The energy of the sun is called solar energy. It has been estimated that on average 180,000 kilowatts of solar energy are falling per square kilometer of the earth. Solar energy is utilized in two ways. A solar furnace contains thousands of mirrors to focus the sun’s rays.
In this way, solar heaters produce heat used in industry or houses. The heaters heat up water or air. Solar energy can also be used indirectly. Solar cells made up of panels of semiconductors (usual silicon) are used which when illuminated by sun-generated electricity. This kind of cell has frequently been used in space probes. They have not become popular in domestic use due to high cost.
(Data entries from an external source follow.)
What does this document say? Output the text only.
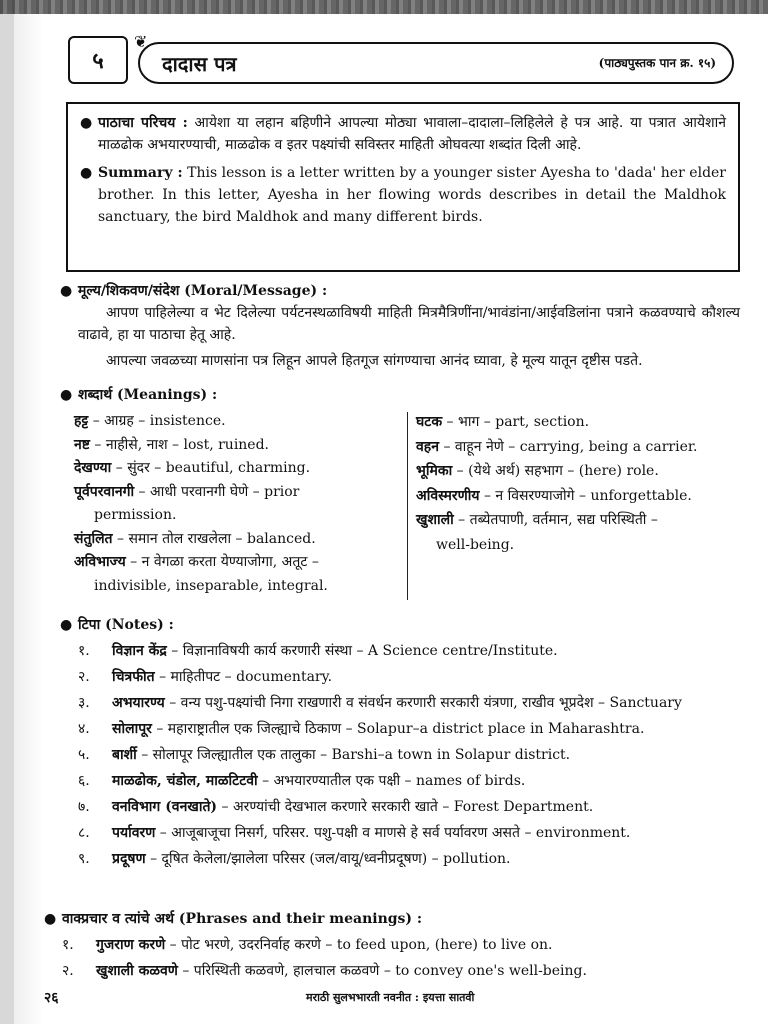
५
❦
दादास पत्र	(पाठ्यपुस्तक पान क्र. १५)

● पाठाचा परिचय : आयेशा या लहान बहिणीने आपल्या मोठ्या भावाला–दादाला–लिहिलेले हे पत्र आहे. या पत्रात आयेशाने माळढोक अभयारण्याची, माळढोक व इतर पक्ष्यांची सविस्तर माहिती ओघवत्या शब्दांत दिली आहे.

● Summary : This lesson is a letter written by a younger sister Ayesha to 'dada' her elder brother. In this letter, Ayesha in her flowing words describes in detail the Maldhok sanctuary, the bird Maldhok and many different birds.

● मूल्य/शिकवण/संदेश (Moral/Message) :

आपण पाहिलेल्या व भेट दिलेल्या पर्यटनस्थळाविषयी माहिती मित्रमैत्रिणींना/भावंडांना/आईवडिलांना पत्राने कळवण्याचे कौशल्य वाढावे, हा या पाठाचा हेतू आहे.

आपल्या जवळच्या माणसांना पत्र लिहून आपले हितगूज सांगण्याचा आनंद घ्यावा, हे मूल्य यातून दृष्टीस पडते.

● शब्दार्थ (Meanings) :
हट्ट – आग्रह – insistence.
नष्ट – नाहीसे, नाश – lost, ruined.
देखण्या – सुंदर – beautiful, charming.
पूर्वपरवानगी – आधी परवानगी घेणे – prior
permission.
संतुलित – समान तोल राखलेला – balanced.
अविभाज्य – न वेगळा करता येण्याजोगा, अतूट –
indivisible, inseparable, integral.
घटक – भाग – part, section.
वहन – वाहून नेणे – carrying, being a carrier.
भूमिका – (येथे अर्थ) सहभाग – (here) role.
अविस्मरणीय – न विसरण्याजोगे – unforgettable.
खुशाली – तब्येतपाणी, वर्तमान, सद्य परिस्थिती –
well-being.
● टिपा (Notes) :
१. विज्ञान केंद्र – विज्ञानाविषयी कार्य करणारी संस्था – A Science centre/Institute.
२. चित्रफीत – माहितीपट – documentary.
३. अभयारण्य – वन्य पशु-पक्ष्यांची निगा राखणारी व संवर्धन करणारी सरकारी यंत्रणा, राखीव भूप्रदेश – Sanctuary
४. सोलापूर – महाराष्ट्रातील एक जिल्ह्याचे ठिकाण – Solapur–a district place in Maharashtra.
५. बार्शी – सोलापूर जिल्ह्यातील एक तालुका – Barshi–a town in Solapur district.
६. माळढोक, चंडोल, माळटिटवी – अभयारण्यातील एक पक्षी – names of birds.
७. वनविभाग (वनखाते) – अरण्यांची देखभाल करणारे सरकारी खाते – Forest Department.
८. पर्यावरण – आजूबाजूचा निसर्ग, परिसर. पशु-पक्षी व माणसे हे सर्व पर्यावरण असते – environment.
९. प्रदूषण – दूषित केलेला/झालेला परिसर (जल/वायू/ध्वनीप्रदूषण) – pollution.
● वाक्प्रचार व त्यांचे अर्थ (Phrases and their meanings) :
१. गुजराण करणे – पोट भरणे, उदरनिर्वाह करणे – to feed upon, (here) to live on.
२. खुशाली कळवणे – परिस्थिती कळवणे, हालचाल कळवणे – to convey one's well-being.
२६	मराठी सुलभभारती नवनीत : इयत्ता सातवी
Windmills can be used for the generation of electricity. Previously windmills were used for grinding grains. The rotating wings of the windmills can be attached to a magnet which gives an electric current with the rotation. Low power, high cost, and uncertainties of weather had not made power generation through the wind popular.
Geothermal energy is the heat energy production inside the earth usually due to radioactivity. Geothermal electricity plant changes the geothermal energy into electricity. Hot water from springs is being used for power generation, particularly in the USA, hot springs, however, are used as geysers for heating houses.